Wenn die ältere Generation davon spricht, dass es im Krieg nicht so schlimm war, wie es jetzt im Jahr 2020 ist, können jene, die die Kriegswirren von Erzählungen kennen, nur staunen.

„Wir waren zwar arm, konnten uns nichts leisten, aber wir waren frei“, erzählt eine 86-jährige Lainsitztalerin, die es ja als Zeitzeugin wissen muss. Damals sei sie jung gewesen, hat die Zeit trotz aller Kriegswirren genossen, getanzt und auch geflirtet. Sie hat das gemacht, was derzeit die Jugend von heute wegen Corona nicht tun kann.
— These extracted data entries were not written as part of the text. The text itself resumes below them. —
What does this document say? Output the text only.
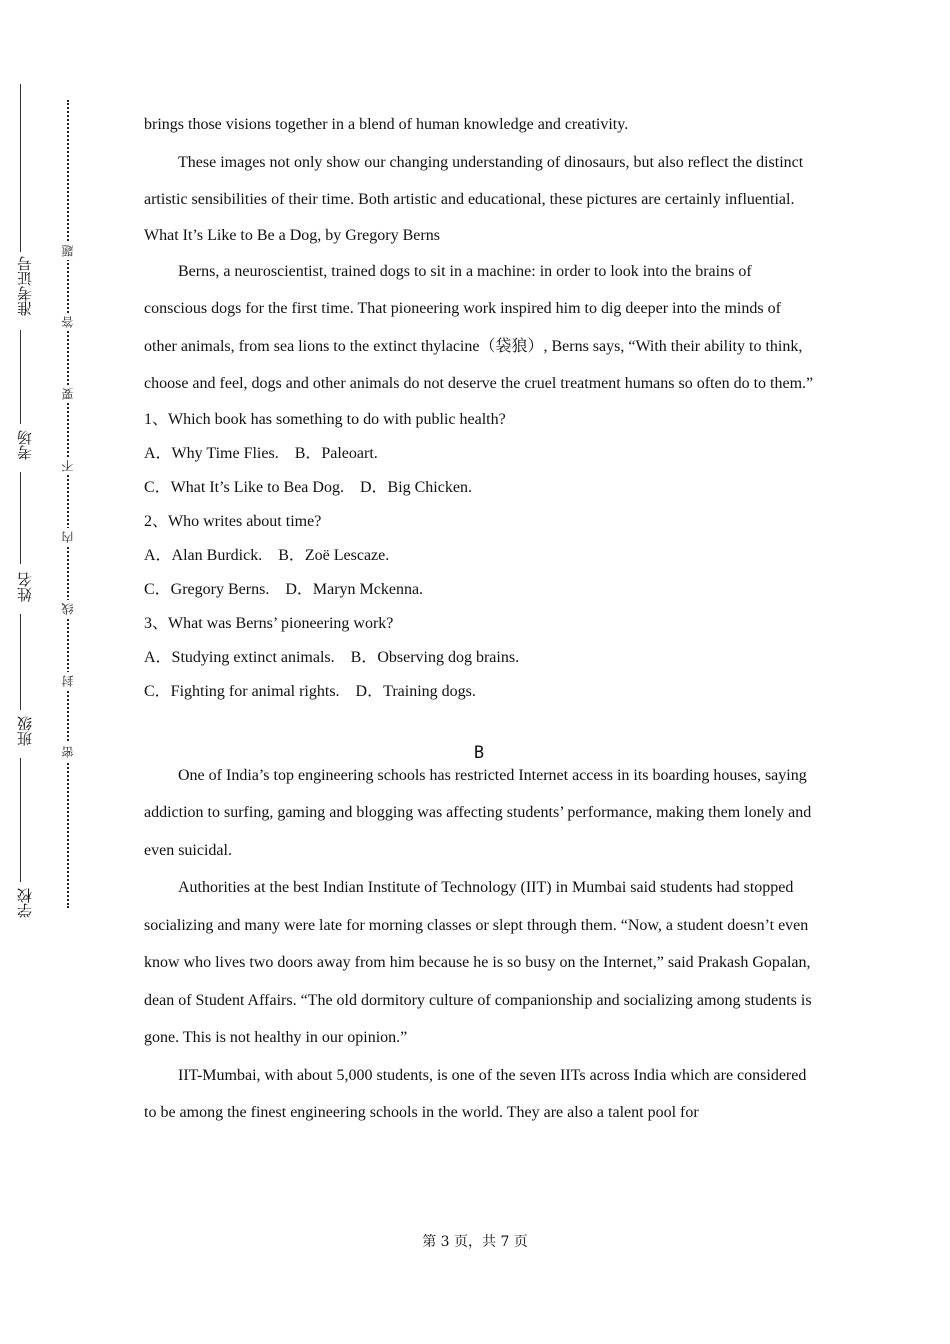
准考证号
考场
姓名
班级
学校
题
答
要
不
内
线
封
密

brings those visions together in a blend of human knowledge and creativity.

These images not only show our changing understanding of dinosaurs, but also reflect the distinct artistic sensibilities of their time. Both artistic and educational, these pictures are certainly influential.

What It’s Like to Be a Dog, by Gregory Berns

Berns, a neuroscientist, trained dogs to sit in a machine: in order to look into the brains of conscious dogs for the first time. That pioneering work inspired him to dig deeper into the minds of other animals, from sea lions to the extinct thylacine（袋狼）, Berns says, “With their ability to think, choose and feel, dogs and other animals do not deserve the cruel treatment humans so often do to them.”

1、Which book has something to do with public health?

A．Why Time Flies.    B．Paleoart.

C．What It’s Like to Bea Dog.    D．Big Chicken.

2、Who writes about time?

A．Alan Burdick.    B．Zoë Lescaze.

C．Gregory Berns.    D．Maryn Mckenna.

3、What was Berns’ pioneering work?

A．Studying extinct animals.    B．Observing dog brains.

C．Fighting for animal rights.    D．Training dogs.

B

One of India’s top engineering schools has restricted Internet access in its boarding houses, saying addiction to surfing, gaming and blogging was affecting students’ performance, making them lonely and even suicidal.

Authorities at the best Indian Institute of Technology (IIT) in Mumbai said students had stopped socializing and many were late for morning classes or slept through them. “Now, a student doesn’t even know who lives two doors away from him because he is so busy on the Internet,” said Prakash Gopalan, dean of Student Affairs. “The old dormitory culture of companionship and socializing among students is gone. This is not healthy in our opinion.”

IIT-Mumbai, with about 5,000 students, is one of the seven IITs across India which are considered to be among the finest engineering schools in the world. They are also a talent pool for

第 3 页，共 7 页
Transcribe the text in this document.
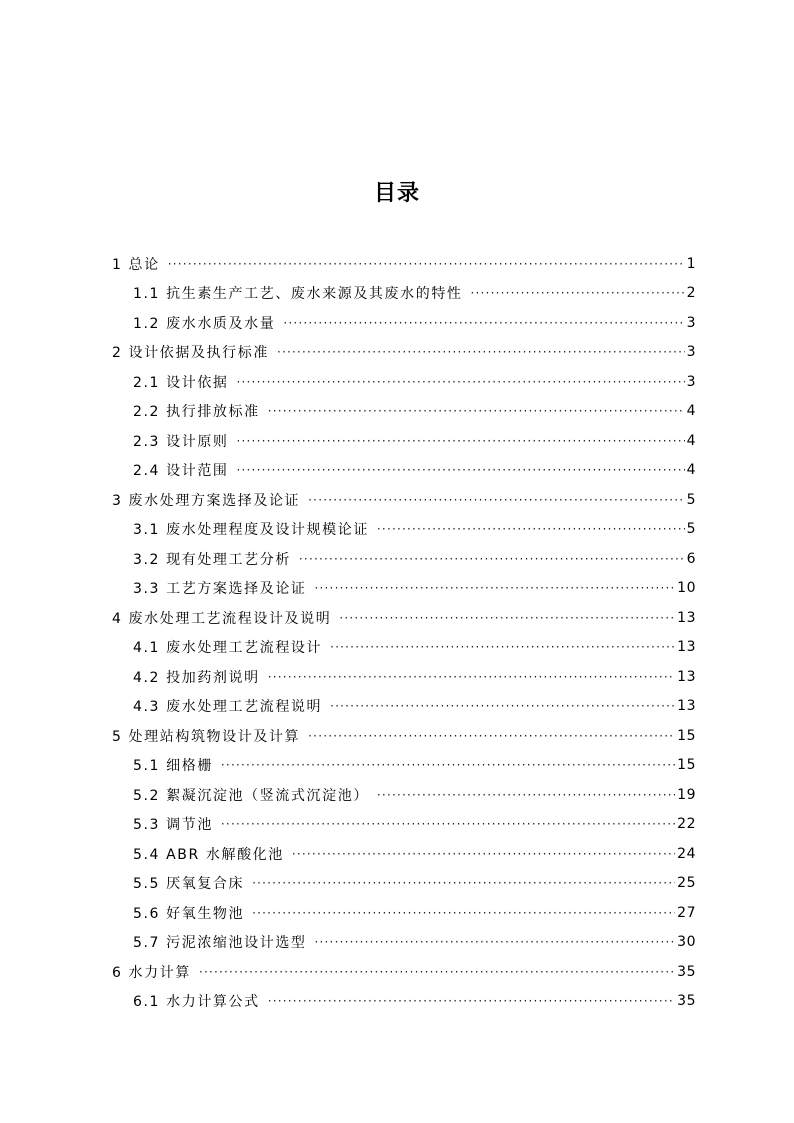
目录
1 总论 ·····	1
1.1 抗生素生产工艺、废水来源及其废水的特性 ·····	2
1.2 废水水质及水量 ·····	3
2 设计依据及执行标准 ·····	3
2.1 设计依据 ·····	3
2.2 执行排放标准 ·····	4
2.3 设计原则 ·····	4
2.4 设计范围 ·····	4
3 废水处理方案选择及论证 ·····	5
3.1 废水处理程度及设计规模论证 ·····	5
3.2 现有处理工艺分析 ·····	6
3.3 工艺方案选择及论证 ·····	10
4 废水处理工艺流程设计及说明 ·····	13
4.1 废水处理工艺流程设计 ·····	13
4.2 投加药剂说明 ·····	13
4.3 废水处理工艺流程说明 ·····	13
5 处理站构筑物设计及计算 ·····	15
5.1 细格栅 ·····	15
5.2 絮凝沉淀池（竖流式沉淀池） ·····	19
5.3 调节池 ·····	22
5.4 ABR 水解酸化池 ·····	24
5.5 厌氧复合床 ·····	25
5.6 好氧生物池 ·····	27
5.7 污泥浓缩池设计选型 ·····	30
6 水力计算 ·····	35
6.1 水力计算公式 ·····	35
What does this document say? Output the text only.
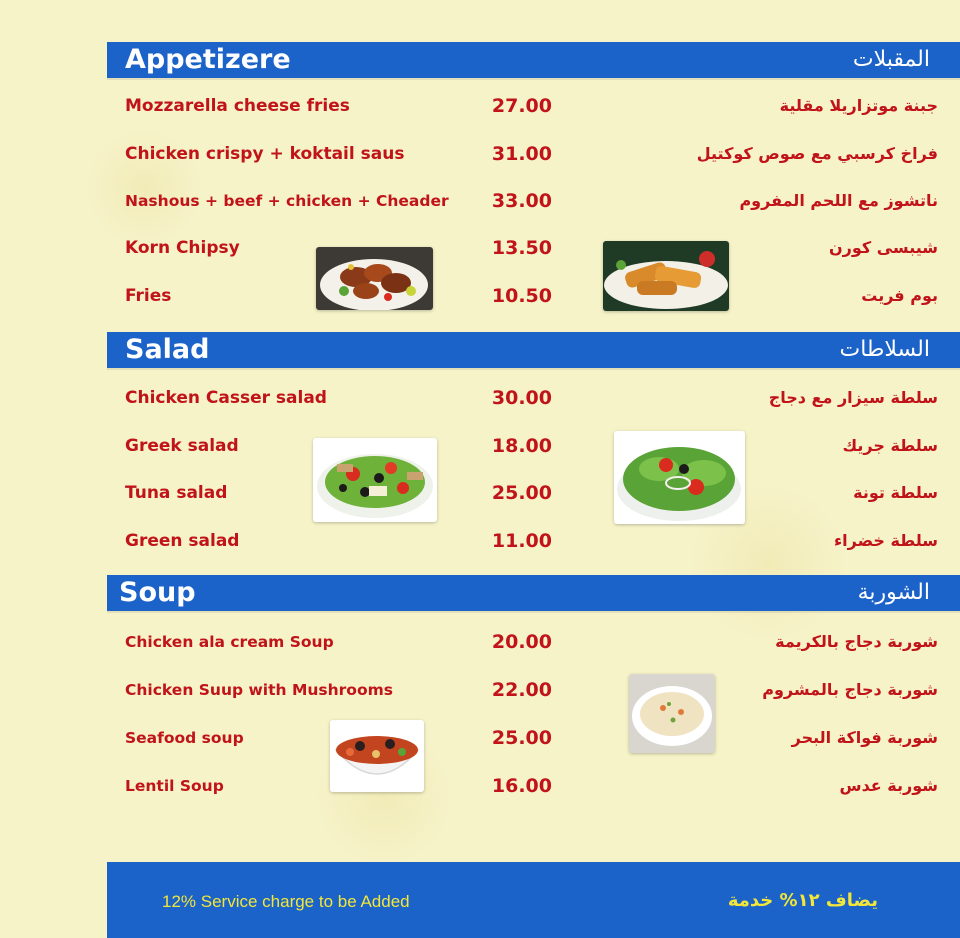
Appetizere	المقبلات
Mozzarella cheese fries	27.00	جبنة موتزاريلا مقلية
Chicken crispy + koktail saus	31.00	فراخ كرسبي مع صوص كوكتيل
Nashous + beef + chicken + Cheader	33.00	ناتشوز مع اللحم المفروم
Korn Chipsy	13.50	شيبسى كورن
Fries	10.50	بوم فريت
Salad	السلاطات
Chicken Casser salad	30.00	سلطة سيزار مع دجاج
Greek salad	18.00	سلطة جريك
Tuna salad	25.00	سلطة تونة
Green salad	11.00	سلطة خضراء
Soup	الشوربة
Chicken ala cream Soup	20.00	شوربة دجاج بالكريمة
Chicken Suup with Mushrooms	22.00	شوربة دجاج بالمشروم
Seafood soup	25.00	شوربة فواكة البحر
Lentil Soup	16.00	شوربة عدس
12% Service charge to be Added	يضاف ١٢% خدمة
Trotz dieser vielen Einschnitte im Leben, die jetzt nochmals verschärft sind, hält sich der Großteil der Jugend an diese Regeln – ohne großes Aufsehen. Partys, Verlieben und alles, was Jugendliche gerne tun, muss warten. Wie lange diese Geduldsprobe noch dauern wird, das weiß keiner. Bleibt zu hoffen, dass die Jugend nach der Krise wieder befreit durchstarten kann – sie hat das Leben massiv zurückgeschraubt, auch den Alten zuliebe.